The Python Pandas function DataFrame.dropna() is used to delete from a dataframe all the lines or columns which contain missing values (NA). She therefore plays a crucial role, especially in the preparation and cleaning of data.
Web accommodation
Flexible, efficient and safe web accommodation
- SSL certificate and DDOS protection
- Data backup and restoration
- Assistance 24/7 and personal advisor
Pandas syntax dropna()
The function dropna() takes up to five settings. The basic syntax is very simple:
DataFrame.dropna(axis=0, how=‘any’, thresh=None, subset=None, inplace=False, ignore_index=False)
python
Relevant parameters
Pandas function behavior DataFrame.dropna() can be influenced by past parameters.

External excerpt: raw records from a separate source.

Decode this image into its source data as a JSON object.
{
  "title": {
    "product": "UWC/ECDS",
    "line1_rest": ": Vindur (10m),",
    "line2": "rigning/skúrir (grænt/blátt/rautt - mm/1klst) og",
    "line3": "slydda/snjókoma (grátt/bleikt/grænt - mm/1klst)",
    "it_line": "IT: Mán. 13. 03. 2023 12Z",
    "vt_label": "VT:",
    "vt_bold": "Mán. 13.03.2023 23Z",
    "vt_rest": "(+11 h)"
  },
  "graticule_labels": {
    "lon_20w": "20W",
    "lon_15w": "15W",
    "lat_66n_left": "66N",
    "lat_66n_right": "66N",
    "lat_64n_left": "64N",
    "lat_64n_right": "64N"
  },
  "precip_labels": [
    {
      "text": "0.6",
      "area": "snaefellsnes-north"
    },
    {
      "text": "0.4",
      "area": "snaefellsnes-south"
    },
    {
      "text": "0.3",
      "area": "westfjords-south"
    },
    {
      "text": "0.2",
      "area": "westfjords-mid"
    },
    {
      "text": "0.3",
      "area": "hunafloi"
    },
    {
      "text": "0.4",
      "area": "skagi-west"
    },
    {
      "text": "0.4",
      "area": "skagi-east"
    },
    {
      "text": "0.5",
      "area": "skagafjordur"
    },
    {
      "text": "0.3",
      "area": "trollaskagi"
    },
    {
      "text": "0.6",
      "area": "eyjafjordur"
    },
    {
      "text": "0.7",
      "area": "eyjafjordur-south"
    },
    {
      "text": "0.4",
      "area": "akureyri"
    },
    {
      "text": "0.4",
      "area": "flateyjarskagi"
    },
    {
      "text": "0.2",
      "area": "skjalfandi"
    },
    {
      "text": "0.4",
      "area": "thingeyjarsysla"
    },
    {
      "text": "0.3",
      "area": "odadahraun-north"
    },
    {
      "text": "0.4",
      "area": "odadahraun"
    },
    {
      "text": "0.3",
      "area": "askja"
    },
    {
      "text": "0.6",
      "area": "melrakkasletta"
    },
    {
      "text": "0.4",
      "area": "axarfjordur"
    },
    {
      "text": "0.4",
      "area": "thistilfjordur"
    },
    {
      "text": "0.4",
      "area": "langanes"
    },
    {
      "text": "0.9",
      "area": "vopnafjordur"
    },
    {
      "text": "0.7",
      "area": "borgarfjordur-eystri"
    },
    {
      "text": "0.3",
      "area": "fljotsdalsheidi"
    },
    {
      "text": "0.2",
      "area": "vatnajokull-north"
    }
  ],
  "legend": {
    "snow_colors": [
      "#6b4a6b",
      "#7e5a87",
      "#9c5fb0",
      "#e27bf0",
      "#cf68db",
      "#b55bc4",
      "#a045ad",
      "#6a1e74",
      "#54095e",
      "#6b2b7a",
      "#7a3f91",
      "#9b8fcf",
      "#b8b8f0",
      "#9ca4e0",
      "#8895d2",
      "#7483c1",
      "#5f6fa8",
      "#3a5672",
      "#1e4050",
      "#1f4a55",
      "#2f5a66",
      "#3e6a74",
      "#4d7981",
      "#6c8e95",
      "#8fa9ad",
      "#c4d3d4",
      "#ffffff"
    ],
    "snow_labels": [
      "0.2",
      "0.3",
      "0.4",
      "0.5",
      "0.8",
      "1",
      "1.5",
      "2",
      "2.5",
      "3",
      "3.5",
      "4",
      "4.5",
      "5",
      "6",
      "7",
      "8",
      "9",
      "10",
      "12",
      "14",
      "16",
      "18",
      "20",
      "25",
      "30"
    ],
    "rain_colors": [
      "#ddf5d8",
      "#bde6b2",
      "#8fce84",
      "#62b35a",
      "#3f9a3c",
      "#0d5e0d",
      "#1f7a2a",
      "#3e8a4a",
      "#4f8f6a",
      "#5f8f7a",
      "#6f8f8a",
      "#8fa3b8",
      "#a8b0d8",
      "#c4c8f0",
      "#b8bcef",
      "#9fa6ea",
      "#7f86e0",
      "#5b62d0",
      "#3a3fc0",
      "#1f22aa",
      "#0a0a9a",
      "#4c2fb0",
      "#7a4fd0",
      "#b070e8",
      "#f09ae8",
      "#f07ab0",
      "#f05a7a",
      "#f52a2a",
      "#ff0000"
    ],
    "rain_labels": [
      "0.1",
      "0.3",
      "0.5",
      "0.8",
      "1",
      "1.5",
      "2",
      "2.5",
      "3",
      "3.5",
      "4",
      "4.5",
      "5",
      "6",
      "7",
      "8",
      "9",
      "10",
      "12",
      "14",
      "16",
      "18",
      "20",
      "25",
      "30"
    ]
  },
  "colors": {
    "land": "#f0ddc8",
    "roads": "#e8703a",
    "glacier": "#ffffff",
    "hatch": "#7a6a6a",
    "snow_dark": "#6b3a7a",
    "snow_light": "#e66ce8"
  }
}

The most important parameters are summarized in the following table:
| Parameters | Description | Default value |
|---|---|---|
axis
|
Determine if the lines (0 or index) or the columns (1 or columns) are deleted
|
0 |
how
|
Indicate if all values (all) or only some (any) must be no
|
any
|
thresh
|
Indicates the minimum number of non-annual values that a line or a column must have to be deleted | None
|
subset
|
Determines which lines or columns should be considered; if Noneall columns are taken into account
|
None
|
inplace
|
Determines whether the operation is carried out in the original dataframa | False
|
ignore_index
|
If Truethe remaining axes will be labeled from 0 to N-1
|
False
|
Pandas application DataFrame.dropna()
Pandas dropna() is necessary to clean the data before an analysis, by deleting lines or columns with missing values. It helps avoid biases in statistical analyzes. This function also facilitates the creation of graphics and reports, because the missing values can in some cases lead to erroneous representations.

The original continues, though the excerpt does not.